Aber das lässt sich so einfach gar nicht machen; denn im KV-Dienst sind nicht bloß Internisten oder Allgemeinmediziner tätig. Auch HNO- und Augenärzte fahren mit. Einen kinderärztlichen Dienst haben wir auch nicht mehr; die sind ebenfalls integriert. Zukünftig werden wir in meinem Dienstbereich eine Radiologin haben, deren Schwerpunkt eigentlich im Bereich bildgebender Verfahren liegt.
Ferner erhöht sich der Altersdurchschnitt immer mehr; nicht wenige Kollegen sind jenseits der 60 Jahre. In meinem KV-Bereich ist einer dabei, der 74 Jahre alt ist. Dessen akutmedizinische Zeit liegt 40 Jahre zurück. Zu sagen: „Sie sind jetzt im Notarzteinsatz“, sehe ich schon als sehr schwierig an.
Die Notärzte sind oft nicht Fachärzte, sondern Assistenzärzte in Weiterbildung zum Facharzt; aber sie sind eben
täglich in der Notfallversorgung tätig und daher auch am meisten firm auf diesem Gebiet. Der ländliche Raum hat aber das Problem, dass selbst die Regelversorgungskrankenhäuser zunehmend unter Ärztemangel leiden. Das ist aber Ergebnis Ihrer falschen Leuchtturmpolitik und Ihrer nicht stattgehabten Bevölkerungspolitik. Die Folgen baden wir jetzt auch im Gesundheitswesen aus.
Das Gros der Notärzte stellen die Krankenhäuser. Meines Wissens sind Rehakliniken bisher weitgehend nicht in den Notarztbereich integriert. Die KV-Dienstgruppen – mit zunehmendem Durchschnittsalter und abnehmender
Ärztezahl – müssen nun zwangsläufig stärker in dieses System integriert werden. Das hat der Antrag der Koalition unter dem Titel „Rettungsdienst und kassenärztlichen Bereitschaftsdienst stärker verknüpfen“ auch zum Inhalt.
Man kann sich hinterher schlau hinstellen und sagen, 46 % der Einsätze seien aus notfallmedizinischer Beurteilung keine Notarzteinsätze, wie es auf Seite 2 der Antwort der Staatsregierung steht. Aber das ist eine Retrospektivbetrachtung. Der Disponent in der Rettungsleitstelle muss das ad hoc entscheiden. Ich möchte nicht derjenige sein, aufgrund dessen Entscheidung ein Patient Schaden genommen hat, weil er den KV-Dienst mit längerer Wartezeit hingeschickt hat anstatt des Notarztes, der dann zwar frei gewesen wäre, aber nicht dahingeschickt wurde.

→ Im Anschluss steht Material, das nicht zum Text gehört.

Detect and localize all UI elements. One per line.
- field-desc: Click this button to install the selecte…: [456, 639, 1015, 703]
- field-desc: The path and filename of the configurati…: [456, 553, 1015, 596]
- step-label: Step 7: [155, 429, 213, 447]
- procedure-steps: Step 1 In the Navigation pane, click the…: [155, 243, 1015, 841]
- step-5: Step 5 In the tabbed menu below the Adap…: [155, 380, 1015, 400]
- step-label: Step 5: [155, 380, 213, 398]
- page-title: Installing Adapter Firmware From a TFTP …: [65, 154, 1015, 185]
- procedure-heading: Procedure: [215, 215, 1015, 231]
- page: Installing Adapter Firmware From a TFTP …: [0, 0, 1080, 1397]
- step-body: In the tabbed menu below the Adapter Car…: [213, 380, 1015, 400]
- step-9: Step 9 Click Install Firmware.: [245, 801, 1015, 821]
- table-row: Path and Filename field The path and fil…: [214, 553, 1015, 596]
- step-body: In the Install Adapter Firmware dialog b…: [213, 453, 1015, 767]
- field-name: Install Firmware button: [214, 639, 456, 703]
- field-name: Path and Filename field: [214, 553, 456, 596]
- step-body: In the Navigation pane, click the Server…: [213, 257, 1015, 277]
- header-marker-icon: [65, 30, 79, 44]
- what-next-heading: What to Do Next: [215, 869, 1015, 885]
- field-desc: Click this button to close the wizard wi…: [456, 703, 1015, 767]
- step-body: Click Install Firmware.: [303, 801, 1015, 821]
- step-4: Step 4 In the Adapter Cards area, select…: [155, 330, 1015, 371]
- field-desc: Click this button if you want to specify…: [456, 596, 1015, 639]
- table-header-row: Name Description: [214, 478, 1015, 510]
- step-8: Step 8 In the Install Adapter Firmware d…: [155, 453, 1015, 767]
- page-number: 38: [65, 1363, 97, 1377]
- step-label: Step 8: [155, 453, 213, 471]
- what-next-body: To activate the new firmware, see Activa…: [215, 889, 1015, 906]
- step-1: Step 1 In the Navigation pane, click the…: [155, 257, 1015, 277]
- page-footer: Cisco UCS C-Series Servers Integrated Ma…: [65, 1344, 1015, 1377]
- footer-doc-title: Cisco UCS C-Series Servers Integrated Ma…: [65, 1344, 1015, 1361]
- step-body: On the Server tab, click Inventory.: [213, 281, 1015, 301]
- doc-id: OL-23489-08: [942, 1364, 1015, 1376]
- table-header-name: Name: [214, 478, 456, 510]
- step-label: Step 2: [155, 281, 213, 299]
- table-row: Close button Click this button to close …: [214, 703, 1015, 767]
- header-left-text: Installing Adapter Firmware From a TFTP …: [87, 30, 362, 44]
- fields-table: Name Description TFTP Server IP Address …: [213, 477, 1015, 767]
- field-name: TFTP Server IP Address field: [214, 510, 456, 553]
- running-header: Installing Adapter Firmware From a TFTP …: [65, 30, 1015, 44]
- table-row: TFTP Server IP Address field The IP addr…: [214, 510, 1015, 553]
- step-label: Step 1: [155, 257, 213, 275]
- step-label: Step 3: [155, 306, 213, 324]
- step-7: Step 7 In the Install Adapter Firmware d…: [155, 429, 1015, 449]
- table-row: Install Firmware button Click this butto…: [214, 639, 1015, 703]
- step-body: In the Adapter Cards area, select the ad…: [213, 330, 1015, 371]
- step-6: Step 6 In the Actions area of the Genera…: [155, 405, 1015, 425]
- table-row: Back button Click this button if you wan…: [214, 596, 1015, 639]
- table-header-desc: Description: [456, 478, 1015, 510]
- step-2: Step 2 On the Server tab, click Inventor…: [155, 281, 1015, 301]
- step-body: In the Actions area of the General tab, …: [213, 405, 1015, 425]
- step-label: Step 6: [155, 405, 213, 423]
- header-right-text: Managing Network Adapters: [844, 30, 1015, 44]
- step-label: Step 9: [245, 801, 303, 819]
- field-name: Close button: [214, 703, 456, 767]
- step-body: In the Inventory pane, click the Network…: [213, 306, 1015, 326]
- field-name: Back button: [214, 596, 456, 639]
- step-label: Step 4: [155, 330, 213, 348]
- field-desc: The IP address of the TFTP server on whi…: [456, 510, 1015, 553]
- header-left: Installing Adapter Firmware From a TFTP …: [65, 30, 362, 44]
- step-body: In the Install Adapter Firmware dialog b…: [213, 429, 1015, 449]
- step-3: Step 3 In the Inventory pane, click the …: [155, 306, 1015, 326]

Ich denke, das ist ein Thema, das uns noch lange beschäftigen wird. Ich denke, ich stehe dazu nicht zum letzten Mal hier am Pult.
Herr Müller sprach für die NPD-Fraktion. Wir sind jetzt am Ende der ersten Rednerrunde angelangt und eröffnen eine zweite. Für die einbringende Fraktion DIE LINKE spricht Herr Pellmann. Sie haben das Wort.
Herr Präsident! Meine sehr verehrten Damen und Herren! Wir haben bereits in der bisherigen Debatte erlebt und sind auch dankbar, dass es eine sehr konstruktive Debatte gewesen ist. Ich hoffe, ich kann mich daran beteiligen.
Zunächst möchte ich mich allerdings – und das aus freiem Herzen – dem Dank anschließen, der bereits geäußert wurde, an alle Beschäftigten im Rettungsdienst;
denn hier geht es, meine sehr verehrten Damen und Herren, wirklich im Leben um einen ganz sensiblen Bereich. Genau deshalb haben wir das Thema heute auf die Tagesordnung gesetzt, nämlich, weil wir dazu beitra
gen wollen, dass bestimmte Defizite, die es durchaus gibt, angesprochen und möglichst beseitigt werden. Ich erwarte also – das natürlich in erster Linie, da es eine Frage der Verantwortungsverteilung ist – von der Staatsregierung, dass sie noch in dieser Legislaturperiode eine ausführliche Analyse vorlegt, in der die Schwachstellen des Systems deutlich genannt werden. Ich erwarte dann zugleich auch Schlussfolgerungen.